Die Schuldenmillion hat sich über die Jahre angehäuft, erklärt Kurfess. Sie entstand durch einen Vorgriff von Schirmer auf die Subvention mit dem Versprechen, die Schuld abzutragen, was auch teilweise gelungen sei. "Es gab immer ein Auf und Ab zwischen Plus und Minus zum Ende der Spielzeiten, was zeigt, dass wir finanziell an der Grenze des Möglichen arbeiten", betont Kurfess. "Die Auflage, die Einnahmen zu steigern, haben wir hingekriegt, aber auf der Ausgabenseite konnten wir noch immer nicht genügend sparen." Die den Staatstheatern verordneten Kürzungen (Schauspielhaus 330 000 Euro) kamen dazu und der bis jetzt nur 75-prozentige Ausgleich bei den Tariferhöhungen.

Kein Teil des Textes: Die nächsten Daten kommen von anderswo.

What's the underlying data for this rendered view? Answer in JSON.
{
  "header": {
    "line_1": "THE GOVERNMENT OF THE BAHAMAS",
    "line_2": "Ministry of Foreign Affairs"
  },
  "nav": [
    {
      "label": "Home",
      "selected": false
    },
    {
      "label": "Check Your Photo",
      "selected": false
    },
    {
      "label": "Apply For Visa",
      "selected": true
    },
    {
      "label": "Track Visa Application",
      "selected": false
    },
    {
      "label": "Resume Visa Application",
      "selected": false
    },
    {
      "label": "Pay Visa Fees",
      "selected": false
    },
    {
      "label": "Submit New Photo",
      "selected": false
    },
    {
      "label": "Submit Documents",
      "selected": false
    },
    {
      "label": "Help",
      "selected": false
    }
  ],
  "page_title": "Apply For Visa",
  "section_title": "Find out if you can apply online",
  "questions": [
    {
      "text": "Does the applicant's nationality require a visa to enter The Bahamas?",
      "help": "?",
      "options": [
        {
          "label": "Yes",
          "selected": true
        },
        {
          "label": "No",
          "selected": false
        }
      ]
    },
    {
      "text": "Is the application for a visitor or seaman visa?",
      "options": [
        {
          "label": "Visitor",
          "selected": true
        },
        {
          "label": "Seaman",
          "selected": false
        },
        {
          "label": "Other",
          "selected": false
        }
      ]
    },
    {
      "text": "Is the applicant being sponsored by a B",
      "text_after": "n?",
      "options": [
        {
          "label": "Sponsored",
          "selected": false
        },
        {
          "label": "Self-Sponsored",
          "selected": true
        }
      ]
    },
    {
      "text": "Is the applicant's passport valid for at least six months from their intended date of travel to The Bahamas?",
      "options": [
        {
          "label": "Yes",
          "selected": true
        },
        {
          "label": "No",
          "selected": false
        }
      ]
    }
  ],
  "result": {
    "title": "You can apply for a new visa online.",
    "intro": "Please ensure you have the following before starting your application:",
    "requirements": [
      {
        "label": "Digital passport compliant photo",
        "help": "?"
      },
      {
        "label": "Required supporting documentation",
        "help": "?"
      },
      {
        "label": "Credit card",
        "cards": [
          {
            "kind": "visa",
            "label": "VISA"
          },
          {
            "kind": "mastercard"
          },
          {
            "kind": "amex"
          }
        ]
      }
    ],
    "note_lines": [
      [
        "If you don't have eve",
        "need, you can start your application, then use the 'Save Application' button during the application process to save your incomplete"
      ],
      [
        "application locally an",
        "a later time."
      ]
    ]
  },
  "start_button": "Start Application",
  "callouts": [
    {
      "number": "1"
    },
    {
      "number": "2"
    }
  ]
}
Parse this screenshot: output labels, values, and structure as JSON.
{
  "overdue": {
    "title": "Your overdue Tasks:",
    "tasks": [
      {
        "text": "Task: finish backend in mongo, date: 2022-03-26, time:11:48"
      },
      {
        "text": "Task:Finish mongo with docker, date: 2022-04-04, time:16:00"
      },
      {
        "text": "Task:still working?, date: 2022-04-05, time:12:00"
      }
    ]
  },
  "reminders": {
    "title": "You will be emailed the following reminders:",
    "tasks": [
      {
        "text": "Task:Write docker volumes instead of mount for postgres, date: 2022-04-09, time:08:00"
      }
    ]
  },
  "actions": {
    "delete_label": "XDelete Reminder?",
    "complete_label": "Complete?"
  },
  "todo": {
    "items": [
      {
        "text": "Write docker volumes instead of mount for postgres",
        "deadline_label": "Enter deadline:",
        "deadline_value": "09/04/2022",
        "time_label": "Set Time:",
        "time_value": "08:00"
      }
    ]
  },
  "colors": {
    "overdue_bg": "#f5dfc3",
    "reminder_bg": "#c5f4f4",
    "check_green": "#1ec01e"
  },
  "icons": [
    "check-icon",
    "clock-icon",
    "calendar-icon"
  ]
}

Trotz der stürmischen letzten Spielzeit (mit dem Rücktritt Schirmers und den dramatischen Kürzungsandrohungen) konnte das Schauspielhaus - auch durch die Solidarität der Hamburger - das in den letzten 17 Jahren zweitbeste Ergebnis bei den Einnahmen und Zuschauern erzielen. Mit der Sommerbespielung und allen Nebenspielorten waren 259 851 Besucher zu verzeichnen. Zu den eigenen Inszenierungen im großen Haus und im Malersaal kamen 201 000 Zuschauer, der Erlös betrug 2 371 410 Millionen Euro.

"Das war ein Hammerjahr", bilanziert Kurfess. Einerseits finanzieller Erfolg, andererseits drastische Einschnitte. Statt der 18,6 Millionen im Kostenvoranschlag zur Erneuerung der Ober- und Untermaschinerie bewilligte der Senat nur 16,5 Millionen Euro. "Wir mussten substanzielle Abstriche machen." Die drei Hubpodien in der Drehscheibe werden nun durch mobile Versenkungen ersetzt, die Anzahl und Breite der Züge wird vermindert, das geplante Prospektlager ist gestrichen. Bevor der Umbau Ende Mai beginnt, gibt es im großen Haus noch drei Premieren: "Der große Gatsby", die Neuauflage von "Phoenix" nach dem Strunk-Bestseller "Fleisch ist mein Gemüse" und die Volksbühnen-Koproduktion von René Polleschs "Die Kunst war viel populärer als ihr noch keine Künstler wart!" Im Rangfoyer spielt Hedi Kriegeskotte den Kroetz-Monolog "Wunschkonzert".

Von den Problemen mit Häusern und Geld und dem Erbe, das die Alten den Jungen verweigern, hinterlassen oder einfach überlassen, handelt auch Oliver Klucks neuer Text. Von einem Stück will der erfolgreiche, mit dem Kleist-Förderpreis 2010 und dem BDI-Dramatikerpreis 2011 ausgezeichnete Autor, der sich eigentlich als Prosa-Schriftsteller begreift, nicht sprechen.

Er (be)schreibt literarische Figuren und nicht im üblichen Sinn dramatische Figuren, die nichts mit realen Personen zu tun hätten, wie Kluck erklärt. "Auch wenn sie Namen wie Haider oder Maschmeyer tragen, sind das nur Namen, ich bilde niemals Leute aus der Wirklichkeit ab." Abstraktion, Allegorie und Überhöhung nennt Kluck die Prinzipien seines Schreibens. "Was entsteht, bleibt Versuch, Skizze und Provisorium."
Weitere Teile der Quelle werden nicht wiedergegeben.